Die Umweltministerin Kolumbiens gilt als ambitioniert und unbestechlich. Sie hat aber auch schon erfahren, was Scheitern bedeutet.

Susana Muhamad im Gespräch mit Gesandten der indigenen Gemeinschaft der Arhuaco am Rande der UN-Naturkonferenz in Cali

Cali taz | Die kolumbianische Umweltministerin Susana Muhamad ist eine Ausnahme im Kabinett von Gustavo Petro. In der instabilen Regierung des linken Präsidenten ist sie eine der wenigen Minister:innen, die von Anfang an dabei ist.
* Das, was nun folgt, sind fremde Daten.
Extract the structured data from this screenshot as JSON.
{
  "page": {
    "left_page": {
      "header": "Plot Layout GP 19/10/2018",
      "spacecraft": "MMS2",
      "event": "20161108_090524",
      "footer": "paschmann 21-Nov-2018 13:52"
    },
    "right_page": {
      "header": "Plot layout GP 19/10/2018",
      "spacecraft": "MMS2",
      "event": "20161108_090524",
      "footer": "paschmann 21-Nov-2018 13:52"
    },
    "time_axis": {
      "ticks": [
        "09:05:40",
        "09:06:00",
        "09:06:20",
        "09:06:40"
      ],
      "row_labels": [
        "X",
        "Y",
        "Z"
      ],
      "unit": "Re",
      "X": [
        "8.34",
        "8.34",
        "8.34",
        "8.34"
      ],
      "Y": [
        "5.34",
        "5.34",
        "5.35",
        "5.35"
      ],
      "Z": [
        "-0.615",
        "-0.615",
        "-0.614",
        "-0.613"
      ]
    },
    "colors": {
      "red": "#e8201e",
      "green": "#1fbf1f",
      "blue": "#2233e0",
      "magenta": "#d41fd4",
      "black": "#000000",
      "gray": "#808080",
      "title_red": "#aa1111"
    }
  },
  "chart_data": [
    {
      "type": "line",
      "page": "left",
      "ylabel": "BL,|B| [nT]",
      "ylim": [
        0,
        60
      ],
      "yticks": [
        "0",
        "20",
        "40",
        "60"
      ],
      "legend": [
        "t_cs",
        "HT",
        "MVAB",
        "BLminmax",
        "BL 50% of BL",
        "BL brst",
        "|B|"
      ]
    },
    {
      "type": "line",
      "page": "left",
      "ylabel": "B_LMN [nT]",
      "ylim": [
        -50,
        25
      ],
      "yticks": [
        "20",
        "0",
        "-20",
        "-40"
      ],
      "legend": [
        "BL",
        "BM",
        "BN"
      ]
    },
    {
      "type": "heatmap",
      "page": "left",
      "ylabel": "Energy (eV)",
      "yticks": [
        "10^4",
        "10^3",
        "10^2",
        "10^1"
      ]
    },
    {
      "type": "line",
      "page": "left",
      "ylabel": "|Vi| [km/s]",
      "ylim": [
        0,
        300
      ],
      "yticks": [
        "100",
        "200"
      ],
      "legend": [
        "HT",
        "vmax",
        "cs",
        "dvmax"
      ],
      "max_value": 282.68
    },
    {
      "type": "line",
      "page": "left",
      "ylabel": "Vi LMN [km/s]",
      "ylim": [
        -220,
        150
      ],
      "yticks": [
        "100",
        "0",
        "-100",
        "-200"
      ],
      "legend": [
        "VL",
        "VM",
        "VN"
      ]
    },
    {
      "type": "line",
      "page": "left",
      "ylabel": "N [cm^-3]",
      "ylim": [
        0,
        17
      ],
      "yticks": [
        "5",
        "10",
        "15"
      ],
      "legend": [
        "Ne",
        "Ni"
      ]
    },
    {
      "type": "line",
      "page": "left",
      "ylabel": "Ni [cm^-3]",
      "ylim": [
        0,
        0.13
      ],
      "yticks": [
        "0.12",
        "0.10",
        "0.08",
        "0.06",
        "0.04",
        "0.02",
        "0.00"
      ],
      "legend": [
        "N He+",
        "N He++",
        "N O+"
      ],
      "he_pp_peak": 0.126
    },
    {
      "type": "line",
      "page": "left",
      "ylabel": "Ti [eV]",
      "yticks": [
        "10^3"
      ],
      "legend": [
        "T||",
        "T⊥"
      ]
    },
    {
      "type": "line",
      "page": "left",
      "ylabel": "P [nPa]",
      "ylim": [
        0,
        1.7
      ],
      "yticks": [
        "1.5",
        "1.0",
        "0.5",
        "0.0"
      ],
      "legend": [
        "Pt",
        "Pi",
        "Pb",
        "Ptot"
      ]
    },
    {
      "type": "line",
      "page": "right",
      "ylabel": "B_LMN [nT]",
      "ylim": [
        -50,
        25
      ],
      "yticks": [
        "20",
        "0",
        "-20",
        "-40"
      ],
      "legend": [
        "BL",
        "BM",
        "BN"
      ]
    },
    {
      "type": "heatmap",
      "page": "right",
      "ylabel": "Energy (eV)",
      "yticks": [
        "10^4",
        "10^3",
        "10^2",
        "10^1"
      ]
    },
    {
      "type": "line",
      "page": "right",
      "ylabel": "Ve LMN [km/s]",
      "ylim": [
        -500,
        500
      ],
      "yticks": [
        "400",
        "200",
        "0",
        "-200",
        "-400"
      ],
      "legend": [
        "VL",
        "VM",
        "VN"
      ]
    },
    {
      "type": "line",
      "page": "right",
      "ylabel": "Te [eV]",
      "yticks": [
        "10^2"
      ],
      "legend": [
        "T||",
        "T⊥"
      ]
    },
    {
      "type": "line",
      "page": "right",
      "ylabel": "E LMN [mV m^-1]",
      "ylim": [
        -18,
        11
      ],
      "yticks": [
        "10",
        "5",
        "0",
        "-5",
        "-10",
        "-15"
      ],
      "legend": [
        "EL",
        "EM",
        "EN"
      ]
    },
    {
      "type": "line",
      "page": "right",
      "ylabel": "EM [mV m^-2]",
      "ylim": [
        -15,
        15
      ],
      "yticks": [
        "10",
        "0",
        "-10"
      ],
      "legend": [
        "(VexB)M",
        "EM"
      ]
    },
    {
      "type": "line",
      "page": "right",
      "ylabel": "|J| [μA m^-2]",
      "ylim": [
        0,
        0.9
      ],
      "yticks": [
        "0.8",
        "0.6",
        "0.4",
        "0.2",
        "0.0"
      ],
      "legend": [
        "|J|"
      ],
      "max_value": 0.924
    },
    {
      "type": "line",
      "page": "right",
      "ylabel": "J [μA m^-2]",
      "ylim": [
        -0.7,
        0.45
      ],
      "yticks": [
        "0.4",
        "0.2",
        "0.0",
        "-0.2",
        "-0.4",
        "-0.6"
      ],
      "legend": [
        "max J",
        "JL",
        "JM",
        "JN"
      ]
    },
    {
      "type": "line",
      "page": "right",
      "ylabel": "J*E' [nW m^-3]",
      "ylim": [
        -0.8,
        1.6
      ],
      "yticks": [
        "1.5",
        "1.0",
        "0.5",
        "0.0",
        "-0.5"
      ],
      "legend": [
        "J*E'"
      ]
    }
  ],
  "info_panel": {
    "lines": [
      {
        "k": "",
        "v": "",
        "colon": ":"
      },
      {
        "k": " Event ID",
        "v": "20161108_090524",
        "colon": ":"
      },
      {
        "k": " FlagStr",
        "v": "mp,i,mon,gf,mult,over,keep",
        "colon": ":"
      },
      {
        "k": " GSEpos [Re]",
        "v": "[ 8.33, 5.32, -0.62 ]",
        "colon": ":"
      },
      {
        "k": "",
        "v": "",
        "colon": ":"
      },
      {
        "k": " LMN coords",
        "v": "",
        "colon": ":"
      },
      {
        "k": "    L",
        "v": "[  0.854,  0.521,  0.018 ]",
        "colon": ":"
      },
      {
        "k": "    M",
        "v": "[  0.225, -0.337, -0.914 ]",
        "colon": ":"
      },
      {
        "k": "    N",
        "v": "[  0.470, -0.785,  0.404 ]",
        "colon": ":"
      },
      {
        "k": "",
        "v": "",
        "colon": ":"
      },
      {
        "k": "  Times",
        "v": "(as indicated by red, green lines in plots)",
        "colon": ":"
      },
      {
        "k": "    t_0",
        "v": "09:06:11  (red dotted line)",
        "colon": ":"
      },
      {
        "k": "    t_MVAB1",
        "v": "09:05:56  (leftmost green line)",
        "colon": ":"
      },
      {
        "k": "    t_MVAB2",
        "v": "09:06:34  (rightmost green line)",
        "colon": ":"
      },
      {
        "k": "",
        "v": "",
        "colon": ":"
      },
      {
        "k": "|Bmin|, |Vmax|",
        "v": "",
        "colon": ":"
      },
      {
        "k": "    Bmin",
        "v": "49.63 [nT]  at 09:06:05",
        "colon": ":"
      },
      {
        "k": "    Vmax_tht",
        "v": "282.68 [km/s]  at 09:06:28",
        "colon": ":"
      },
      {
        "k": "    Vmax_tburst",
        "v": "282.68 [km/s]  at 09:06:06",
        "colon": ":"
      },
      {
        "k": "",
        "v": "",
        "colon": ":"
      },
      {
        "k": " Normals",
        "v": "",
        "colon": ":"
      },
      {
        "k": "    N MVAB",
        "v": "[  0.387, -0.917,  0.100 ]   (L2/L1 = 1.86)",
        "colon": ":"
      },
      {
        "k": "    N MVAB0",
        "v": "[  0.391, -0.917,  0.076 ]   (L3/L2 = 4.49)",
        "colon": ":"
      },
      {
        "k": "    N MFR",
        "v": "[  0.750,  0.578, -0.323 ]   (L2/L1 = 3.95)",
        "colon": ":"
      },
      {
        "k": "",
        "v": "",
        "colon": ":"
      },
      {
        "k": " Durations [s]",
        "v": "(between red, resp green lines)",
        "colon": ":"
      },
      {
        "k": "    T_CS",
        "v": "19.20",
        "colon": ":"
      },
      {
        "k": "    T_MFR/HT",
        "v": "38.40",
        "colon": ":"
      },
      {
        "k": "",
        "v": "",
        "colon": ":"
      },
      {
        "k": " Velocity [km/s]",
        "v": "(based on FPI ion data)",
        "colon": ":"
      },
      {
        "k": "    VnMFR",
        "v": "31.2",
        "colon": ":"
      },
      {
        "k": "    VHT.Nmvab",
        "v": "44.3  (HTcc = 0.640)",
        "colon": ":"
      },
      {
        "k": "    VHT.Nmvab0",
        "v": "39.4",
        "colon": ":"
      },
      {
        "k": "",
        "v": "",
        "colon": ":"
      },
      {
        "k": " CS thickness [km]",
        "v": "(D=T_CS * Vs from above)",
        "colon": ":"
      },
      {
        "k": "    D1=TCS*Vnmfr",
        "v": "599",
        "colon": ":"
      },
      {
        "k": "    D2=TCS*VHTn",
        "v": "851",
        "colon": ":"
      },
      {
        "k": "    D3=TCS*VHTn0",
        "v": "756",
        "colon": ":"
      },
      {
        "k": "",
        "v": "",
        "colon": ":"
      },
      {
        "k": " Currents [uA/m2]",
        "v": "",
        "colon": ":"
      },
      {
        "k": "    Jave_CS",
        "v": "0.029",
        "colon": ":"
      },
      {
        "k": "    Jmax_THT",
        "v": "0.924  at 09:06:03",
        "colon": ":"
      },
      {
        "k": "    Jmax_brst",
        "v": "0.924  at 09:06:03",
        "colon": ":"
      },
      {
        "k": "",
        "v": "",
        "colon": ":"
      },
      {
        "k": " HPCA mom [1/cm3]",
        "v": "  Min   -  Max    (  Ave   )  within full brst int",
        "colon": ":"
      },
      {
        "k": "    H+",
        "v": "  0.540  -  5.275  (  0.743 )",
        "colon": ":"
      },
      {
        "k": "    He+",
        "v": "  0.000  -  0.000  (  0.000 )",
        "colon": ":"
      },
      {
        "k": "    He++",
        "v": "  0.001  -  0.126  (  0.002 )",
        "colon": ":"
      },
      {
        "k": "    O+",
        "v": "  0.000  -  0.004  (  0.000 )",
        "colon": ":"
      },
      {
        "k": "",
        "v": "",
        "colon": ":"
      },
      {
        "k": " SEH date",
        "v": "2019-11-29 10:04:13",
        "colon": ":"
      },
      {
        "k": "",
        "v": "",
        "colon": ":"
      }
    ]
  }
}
Niemand im Kabinett steht Petro ideologisch so nahe. Sie erdet seine oft ausschweifenden Diskurse. Wo er anklagt und wütet, ist sie ruhig und präzise. In der Sache sind sie sich einig: Die Umwelt hat fundamentale Bedeutung für Kolumbien. Eine neue Umwelt- und Energiepolitik sind nötig, die Zerstörung des Amazonas-Waldes, der 43 Prozent der Fläche Kolumbiens ausmacht, muss gestoppt werden.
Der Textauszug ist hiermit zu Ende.